32.Le Comité note qu’un certain nombre de statistiques lui ont été fournies, mais regrette l’absence de données complètes et ventilées sur les plaintes, les enquêtes, les poursuites et les condamnations concernant des cas de torture ou de mauvais traitements imputés à des agents de la force publique, ainsi que sur l’ampleur de la traite des personnes et des violences sexuelles et sur le nombre de personnes poursuivies en justice pour des infractions de ce genre. Il constate qu’il n’a pas reçu non plus des informations suffisantes sur la formation dispensée aux agents de la force publique au sujet de la Convention.

L ’ État partie devrait donner, dans son prochain rapport périodique, des statistiques détaillées, ventilées par sexe, origine ethnique ou nationalité, âge, région géographique, et catégorie et emplacement du lieu de détention, sur les plaintes pour torture et autres formes de mauvais traitements, y compris celles qui ont été rejetées par les tribunaux, ainsi que sur les enquêtes conduites à ce sujet, les poursuites engagées, les sanctions disciplinaires ou pénales imposées, et la réparation et la réadaptation dont ont bénéficié les victimes. Il devrait également donner des précisions sur l’ampleur de la traite et des violences sexuelles, ainsi que sur la formation dispensée à tous les agents de l ’ État au sujet de la Convention .

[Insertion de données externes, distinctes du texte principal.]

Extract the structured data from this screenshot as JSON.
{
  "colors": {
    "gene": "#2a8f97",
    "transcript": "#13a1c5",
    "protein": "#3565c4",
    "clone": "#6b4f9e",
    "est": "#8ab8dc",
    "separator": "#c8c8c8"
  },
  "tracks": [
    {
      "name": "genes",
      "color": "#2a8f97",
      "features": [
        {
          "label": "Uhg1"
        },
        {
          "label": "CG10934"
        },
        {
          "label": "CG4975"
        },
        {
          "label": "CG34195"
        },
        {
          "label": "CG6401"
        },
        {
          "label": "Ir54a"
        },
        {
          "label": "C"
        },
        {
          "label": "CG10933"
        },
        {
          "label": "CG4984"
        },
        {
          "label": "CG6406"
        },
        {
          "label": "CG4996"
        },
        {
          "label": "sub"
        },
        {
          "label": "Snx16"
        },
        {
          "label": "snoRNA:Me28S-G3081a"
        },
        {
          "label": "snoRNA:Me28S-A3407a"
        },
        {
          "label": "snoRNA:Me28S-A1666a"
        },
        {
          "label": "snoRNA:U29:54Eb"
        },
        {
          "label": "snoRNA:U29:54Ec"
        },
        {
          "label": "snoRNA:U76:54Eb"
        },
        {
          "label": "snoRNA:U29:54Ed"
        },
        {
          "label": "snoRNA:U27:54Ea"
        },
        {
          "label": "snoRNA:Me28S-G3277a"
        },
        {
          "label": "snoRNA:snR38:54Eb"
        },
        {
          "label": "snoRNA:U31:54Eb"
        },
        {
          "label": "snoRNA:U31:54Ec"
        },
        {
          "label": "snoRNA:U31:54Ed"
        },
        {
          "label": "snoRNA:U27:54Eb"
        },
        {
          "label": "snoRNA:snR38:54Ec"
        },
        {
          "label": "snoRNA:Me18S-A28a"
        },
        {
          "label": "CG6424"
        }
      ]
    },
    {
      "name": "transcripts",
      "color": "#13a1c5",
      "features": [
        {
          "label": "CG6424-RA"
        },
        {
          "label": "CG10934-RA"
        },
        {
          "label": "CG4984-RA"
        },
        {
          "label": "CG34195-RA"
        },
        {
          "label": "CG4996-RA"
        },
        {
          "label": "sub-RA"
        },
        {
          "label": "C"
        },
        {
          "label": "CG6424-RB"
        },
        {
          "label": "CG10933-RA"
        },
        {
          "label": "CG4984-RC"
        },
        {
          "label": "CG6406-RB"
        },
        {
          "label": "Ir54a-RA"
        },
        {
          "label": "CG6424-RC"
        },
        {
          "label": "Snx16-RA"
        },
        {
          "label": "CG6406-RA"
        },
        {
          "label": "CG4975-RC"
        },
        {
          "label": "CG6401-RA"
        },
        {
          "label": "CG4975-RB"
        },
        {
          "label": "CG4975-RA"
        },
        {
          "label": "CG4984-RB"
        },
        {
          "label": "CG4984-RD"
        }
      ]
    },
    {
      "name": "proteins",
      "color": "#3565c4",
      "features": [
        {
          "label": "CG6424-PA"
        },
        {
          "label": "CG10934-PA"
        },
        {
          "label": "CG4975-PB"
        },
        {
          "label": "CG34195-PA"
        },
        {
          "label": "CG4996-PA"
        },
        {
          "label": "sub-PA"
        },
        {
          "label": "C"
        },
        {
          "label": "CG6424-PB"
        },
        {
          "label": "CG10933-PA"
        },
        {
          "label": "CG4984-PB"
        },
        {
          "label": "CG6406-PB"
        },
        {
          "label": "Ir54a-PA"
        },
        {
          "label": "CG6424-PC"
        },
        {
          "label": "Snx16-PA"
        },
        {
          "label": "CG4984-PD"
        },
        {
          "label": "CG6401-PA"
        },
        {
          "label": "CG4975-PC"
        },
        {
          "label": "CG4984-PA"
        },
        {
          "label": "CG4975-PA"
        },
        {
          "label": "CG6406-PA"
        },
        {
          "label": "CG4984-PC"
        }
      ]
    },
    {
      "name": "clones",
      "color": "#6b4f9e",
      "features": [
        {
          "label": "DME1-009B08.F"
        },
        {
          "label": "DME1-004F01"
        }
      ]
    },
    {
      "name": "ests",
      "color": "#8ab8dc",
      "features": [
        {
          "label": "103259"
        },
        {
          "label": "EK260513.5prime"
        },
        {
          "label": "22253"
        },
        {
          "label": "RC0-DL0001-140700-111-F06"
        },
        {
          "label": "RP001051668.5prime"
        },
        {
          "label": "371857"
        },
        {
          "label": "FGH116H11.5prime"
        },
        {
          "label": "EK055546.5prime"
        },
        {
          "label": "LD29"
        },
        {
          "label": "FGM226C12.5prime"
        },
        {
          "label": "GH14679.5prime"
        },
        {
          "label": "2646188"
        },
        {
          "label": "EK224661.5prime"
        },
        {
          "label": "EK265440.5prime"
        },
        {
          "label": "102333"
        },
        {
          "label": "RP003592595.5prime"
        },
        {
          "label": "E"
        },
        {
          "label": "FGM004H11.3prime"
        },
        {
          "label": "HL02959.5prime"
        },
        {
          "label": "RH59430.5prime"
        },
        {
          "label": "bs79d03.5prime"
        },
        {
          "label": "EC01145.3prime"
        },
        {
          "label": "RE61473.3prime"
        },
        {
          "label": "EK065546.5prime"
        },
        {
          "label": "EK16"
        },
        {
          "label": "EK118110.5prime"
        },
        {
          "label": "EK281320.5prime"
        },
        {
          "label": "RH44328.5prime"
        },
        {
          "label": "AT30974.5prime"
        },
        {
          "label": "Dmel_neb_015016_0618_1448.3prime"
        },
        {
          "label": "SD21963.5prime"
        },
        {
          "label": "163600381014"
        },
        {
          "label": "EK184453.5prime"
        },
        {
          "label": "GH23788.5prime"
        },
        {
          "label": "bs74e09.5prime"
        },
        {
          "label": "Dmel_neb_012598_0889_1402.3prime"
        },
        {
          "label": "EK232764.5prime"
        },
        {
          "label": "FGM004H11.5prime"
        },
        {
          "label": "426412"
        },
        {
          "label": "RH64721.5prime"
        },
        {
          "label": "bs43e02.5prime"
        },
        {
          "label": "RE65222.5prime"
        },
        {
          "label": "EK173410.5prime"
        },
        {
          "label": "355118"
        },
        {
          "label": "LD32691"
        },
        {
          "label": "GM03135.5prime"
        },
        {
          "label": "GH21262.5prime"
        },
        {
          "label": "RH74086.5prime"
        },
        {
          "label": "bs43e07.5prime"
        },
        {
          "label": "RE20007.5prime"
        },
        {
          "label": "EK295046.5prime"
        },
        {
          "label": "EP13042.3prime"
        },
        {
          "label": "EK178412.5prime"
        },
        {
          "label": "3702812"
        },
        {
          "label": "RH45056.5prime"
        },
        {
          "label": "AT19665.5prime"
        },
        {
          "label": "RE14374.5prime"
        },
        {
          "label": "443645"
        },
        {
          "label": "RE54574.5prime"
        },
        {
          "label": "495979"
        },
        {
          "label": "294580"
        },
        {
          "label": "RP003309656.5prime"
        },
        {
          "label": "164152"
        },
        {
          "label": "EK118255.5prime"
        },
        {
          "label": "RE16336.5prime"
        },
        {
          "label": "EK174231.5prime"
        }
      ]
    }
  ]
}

33.L’État partie est encouragé à envisager de devenir partie aux principaux instruments des Nations Unies relatifs aux droits de l’homme auxquels il n’est pas encore partie, la Convention internationale sur la protection des droits de tous les travailleurs migrants et des membres de leur famille et la Convention relative aux droits des personnes handicapées. Il est également encouragé à ratifier la Convention internationale pour la protection de toutes les personnes contre les disparitions forcées.

34.Le Comité invite l’État partie à soumettre son document de base commun conformément aux prescriptions énoncées en la matière dans les directives harmonisées pour l’établissement de rapports approuvées par les organes créés en vertu d’instruments internationaux relatifs aux droits de l’homme, qui sont contenues dans le document HRI/GEN/2/Rev.5.

35.L’État partie est encouragé à diffuser largement les rapports qu’il soumet au Comité ainsi que ses réponses à la liste des points à traiter et les observations finales du Comité, dans toutes les langues voulues, sur les sites Web officiels et par l’intermédiaire des médias et des organisations non gouvernementales.

36.Le Comité souhaite recevoir de l’État partie, dans un délai d’un an, des renseignements sur la suite qu’il aura donnée aux recommandations formulées ci‑dessus aux paragraphes 7, 9, 18 et 29.

37.L’État partie est invité à soumettre son prochain rapport périodique, qui sera le troisième, d’ici au 21 novembre 2012.